CS262B Reading Summary

Measurement, Modeling, and Analysis of a Peer-to-Peer File-Sharing Workload

Krishna Gummadi et al.

Summary by Feng Zhou
3/15/04

Strong points of the paper are:

  1. Through a large scale (60000 user community), long period (200 days) trace, this paper presented unprecedented detailed data about the Kazaa workload. Several insightful observations are made about the workload.  For example, users are more patient than Web users. More importantly, the "fetch-at-most-once" property is claimed to be the primary feature of the Kazaa object dynamics. This property, which follows directly from the immutability of multimedia objects, has important implications for the overal behavior of the workload.  One of the implication is that it makes the access patttern non-Zipf.  Another way to think about the "fetch-at-most-once" property is that every client has a local cache (the local file system) of all objects ever fetched.  Because objects never change, accessing visited object is always a hit.
  2. A synthesized model of P2P file sharing workload is built, using underlying Zipf accesses to objects masked by the "fetch-at-most-once" property. Simulated object popularity agrees with the trace, which validates the model for the trace. The effectiveness of a shared proxy cache is simulated on this model. The result suggests that an ideal proxy cache can have a very good hit rate (60%-90%).  But the required cache size to reach good hit rate is large.
  3. The last major result is that locality-aware P2P systems can save large amount of external bandwidth. Although the effectiveness is certainly related the number of active users inside the organization, the trace shows that for a University-sized organization, more than 86% of external bandwidth can be save by using an ideal locality-aware P2P system.
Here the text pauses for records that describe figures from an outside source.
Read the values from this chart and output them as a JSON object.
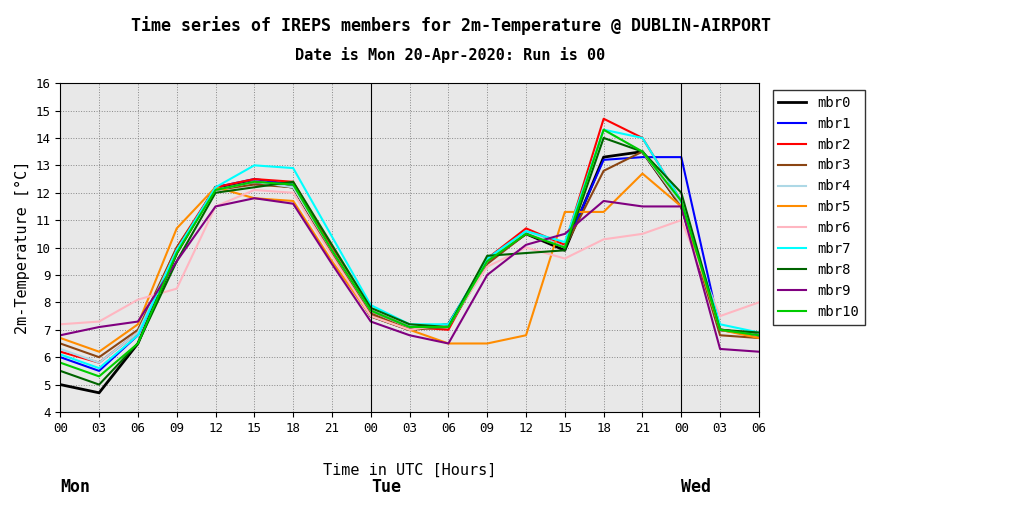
{
  "title_line1": "Time series of IREPS members for 2m-Temperature @ DUBLIN-AIRPORT",
  "title_line2": "Date is Mon 20-Apr-2020: Run is 00",
  "xlabel": "Time in UTC [Hours]",
  "ylabel": "2m-Temperature [°C]",
  "ylim": [
    4,
    16
  ],
  "yticks": [
    4,
    5,
    6,
    7,
    8,
    9,
    10,
    11,
    12,
    13,
    14,
    15,
    16
  ],
  "members": [
    "mbr0",
    "mbr1",
    "mbr2",
    "mbr3",
    "mbr4",
    "mbr5",
    "mbr6",
    "mbr7",
    "mbr8",
    "mbr9",
    "mbr10"
  ],
  "colors": [
    "#000000",
    "#0000ff",
    "#ff0000",
    "#8B4513",
    "#add8e6",
    "#ff8c00",
    "#ffb6c1",
    "#00ffff",
    "#006400",
    "#800080",
    "#00cc00"
  ],
  "linewidths": [
    2.0,
    1.5,
    1.5,
    1.5,
    1.5,
    1.5,
    1.5,
    1.5,
    1.5,
    1.5,
    1.5
  ],
  "day_labels": [
    [
      "Mon",
      0
    ],
    [
      "Tue",
      24
    ],
    [
      "Wed",
      48
    ]
  ],
  "hour_ticks": [
    0,
    3,
    6,
    9,
    12,
    15,
    18,
    21,
    24,
    27,
    30,
    33,
    36,
    39,
    42,
    45,
    48,
    51,
    54
  ],
  "hour_tick_labels": [
    "00",
    "03",
    "06",
    "09",
    "12",
    "15",
    "18",
    "21",
    "00",
    "03",
    "06",
    "09",
    "12",
    "15",
    "18",
    "21",
    "00",
    "03",
    "06"
  ],
  "member_data": {
    "mbr0": [
      5.0,
      4.7,
      6.5,
      9.8,
      12.2,
      12.4,
      12.2,
      9.8,
      7.5,
      7.0,
      7.2,
      9.5,
      10.5,
      9.9,
      13.3,
      13.5,
      11.5,
      7.0,
      6.8
    ],
    "mbr1": [
      6.0,
      5.5,
      6.8,
      9.9,
      12.2,
      12.5,
      12.3,
      9.9,
      7.7,
      7.1,
      7.1,
      9.6,
      10.6,
      10.0,
      13.2,
      13.3,
      13.3,
      7.0,
      6.8
    ],
    "mbr2": [
      6.2,
      5.8,
      6.9,
      10.0,
      12.2,
      12.5,
      12.4,
      10.0,
      7.7,
      7.1,
      7.0,
      9.6,
      10.7,
      10.1,
      14.7,
      14.0,
      11.7,
      7.0,
      6.8
    ],
    "mbr3": [
      6.5,
      6.0,
      7.0,
      10.0,
      12.1,
      12.3,
      12.2,
      9.8,
      7.6,
      7.0,
      7.1,
      9.4,
      10.5,
      10.0,
      12.8,
      13.5,
      11.5,
      6.8,
      6.7
    ],
    "mbr4": [
      6.3,
      5.8,
      6.9,
      9.9,
      12.1,
      12.4,
      12.2,
      9.9,
      7.7,
      7.1,
      7.1,
      9.5,
      10.6,
      10.0,
      14.3,
      13.5,
      11.6,
      7.0,
      6.8
    ],
    "mbr5": [
      6.7,
      6.2,
      7.2,
      10.7,
      12.2,
      11.8,
      11.7,
      9.5,
      7.5,
      7.0,
      6.5,
      6.5,
      6.8,
      11.3,
      11.3,
      12.7,
      11.5,
      7.0,
      6.7
    ],
    "mbr6": [
      7.2,
      7.3,
      8.1,
      8.5,
      11.5,
      12.1,
      12.0,
      9.7,
      7.5,
      7.0,
      7.2,
      9.3,
      10.0,
      9.6,
      10.3,
      10.5,
      11.0,
      7.5,
      8.0
    ],
    "mbr7": [
      6.1,
      5.6,
      6.8,
      9.9,
      12.2,
      13.0,
      12.9,
      10.4,
      7.9,
      7.2,
      7.2,
      9.6,
      10.6,
      10.2,
      14.3,
      14.0,
      11.7,
      7.2,
      6.9
    ],
    "mbr8": [
      5.5,
      5.0,
      6.5,
      9.5,
      12.0,
      12.2,
      12.4,
      10.1,
      7.8,
      7.2,
      7.1,
      9.7,
      9.8,
      9.9,
      14.0,
      13.5,
      12.0,
      7.0,
      6.9
    ],
    "mbr9": [
      6.8,
      7.1,
      7.3,
      9.5,
      11.5,
      11.8,
      11.6,
      9.4,
      7.3,
      6.8,
      6.5,
      9.0,
      10.1,
      10.5,
      11.7,
      11.5,
      11.5,
      6.3,
      6.2
    ],
    "mbr10": [
      5.8,
      5.3,
      6.5,
      9.8,
      12.1,
      12.4,
      12.3,
      9.9,
      7.7,
      7.1,
      7.1,
      9.5,
      10.5,
      10.0,
      14.3,
      13.5,
      11.7,
      7.0,
      6.8
    ]
  },
  "background_color": "#e8e8e8",
  "grid_color": "#888888",
  "fig_bg": "#ffffff"
}
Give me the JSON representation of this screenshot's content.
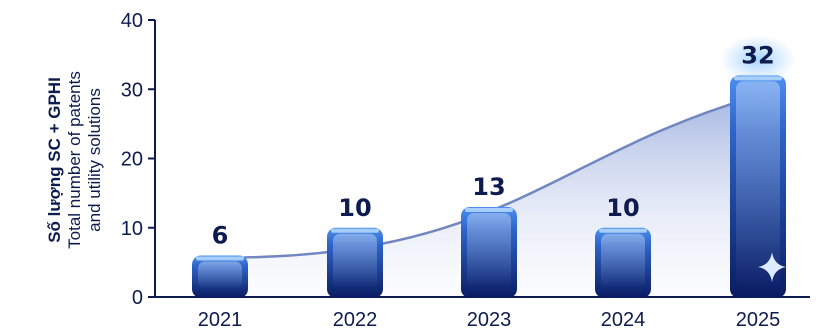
{
  "chart_data": {
    "type": "bar",
    "categories": [
      "2021",
      "2022",
      "2023",
      "2024",
      "2025"
    ],
    "values": [
      6,
      10,
      13,
      10,
      32
    ],
    "ylabel_line1": "Số lượng SC + GPHI",
    "ylabel_line2": "Total number of patents",
    "ylabel_line3": "and utility solutions",
    "ylim": [
      0,
      40
    ],
    "yticks": [
      0,
      10,
      20,
      30,
      40
    ],
    "grid": false,
    "trend_line": true,
    "highlight_index": 4
  },
  "colors": {
    "text": "#0d1b4f",
    "bar_top": "#3d7ee0",
    "bar_bottom": "#0b1f66",
    "highlight_top": "#4a90f0",
    "trend_line": "#6d83c0"
  },
  "icons": {
    "highlight": "sparkle-icon"
  }
}
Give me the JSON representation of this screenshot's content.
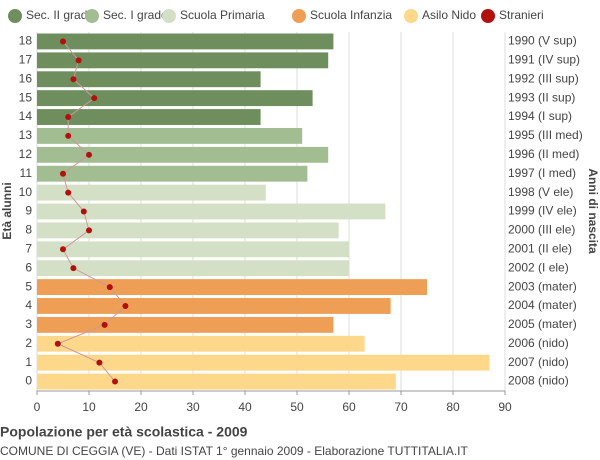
{
  "chart_data": {
    "type": "bar",
    "orientation": "horizontal",
    "title": "Popolazione per età scolastica - 2009",
    "subtitle": "COMUNE DI CEGGIA (VE) - Dati ISTAT 1° gennaio 2009 - Elaborazione TUTTITALIA.IT",
    "y_label": "Età alunni",
    "y2_label": "Anni di nascita",
    "categories": [
      "18",
      "17",
      "16",
      "15",
      "14",
      "13",
      "12",
      "11",
      "10",
      "9",
      "8",
      "7",
      "6",
      "5",
      "4",
      "3",
      "2",
      "1",
      "0"
    ],
    "year_labels": [
      "1990 (V sup)",
      "1991 (IV sup)",
      "1992 (III sup)",
      "1993 (II sup)",
      "1994 (I sup)",
      "1995 (III med)",
      "1996 (II med)",
      "1997 (I med)",
      "1998 (V ele)",
      "1999 (IV ele)",
      "2000 (III ele)",
      "2001 (II ele)",
      "2002 (I ele)",
      "2003 (mater)",
      "2004 (mater)",
      "2005 (mater)",
      "2006 (nido)",
      "2007 (nido)",
      "2008 (nido)"
    ],
    "series": [
      {
        "name": "Sec. II grado",
        "color": "#6e8f5d",
        "values": [
          57,
          56,
          43,
          53,
          43,
          null,
          null,
          null,
          null,
          null,
          null,
          null,
          null,
          null,
          null,
          null,
          null,
          null,
          null
        ]
      },
      {
        "name": "Sec. I grado",
        "color": "#a2bd92",
        "values": [
          null,
          null,
          null,
          null,
          null,
          51,
          56,
          52,
          null,
          null,
          null,
          null,
          null,
          null,
          null,
          null,
          null,
          null,
          null
        ]
      },
      {
        "name": "Scuola Primaria",
        "color": "#d4e0c5",
        "values": [
          null,
          null,
          null,
          null,
          null,
          null,
          null,
          null,
          44,
          67,
          58,
          60,
          60,
          null,
          null,
          null,
          null,
          null,
          null
        ]
      },
      {
        "name": "Scuola Infanzia",
        "color": "#ee9e55",
        "values": [
          null,
          null,
          null,
          null,
          null,
          null,
          null,
          null,
          null,
          null,
          null,
          null,
          null,
          75,
          68,
          57,
          null,
          null,
          null
        ]
      },
      {
        "name": "Asilo Nido",
        "color": "#fdd88b",
        "values": [
          null,
          null,
          null,
          null,
          null,
          null,
          null,
          null,
          null,
          null,
          null,
          null,
          null,
          null,
          null,
          null,
          63,
          87,
          69
        ]
      },
      {
        "name": "Stranieri",
        "type": "line",
        "color": "#b20f0f",
        "values": [
          5,
          8,
          7,
          11,
          6,
          6,
          10,
          5,
          6,
          9,
          10,
          5,
          7,
          14,
          17,
          13,
          4,
          12,
          15
        ]
      }
    ],
    "xlim": [
      0,
      90
    ],
    "xticks": [
      0,
      10,
      20,
      30,
      40,
      50,
      60,
      70,
      80,
      90
    ],
    "grid": true
  }
}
One contributing factor to this high effectiveness is that popular objects have good availability because more users have them.
One major flaw.

The claim in seciton 4.4 that new clients cannot stabilize performance is rather counter-intuitive. Presumably under normal operations, the popularity  distribution of all objects should be stable and object popularity changes over time gradually.  Then a centralized proxy cache will have a stable hit rate, rather than an ever-decreasing one.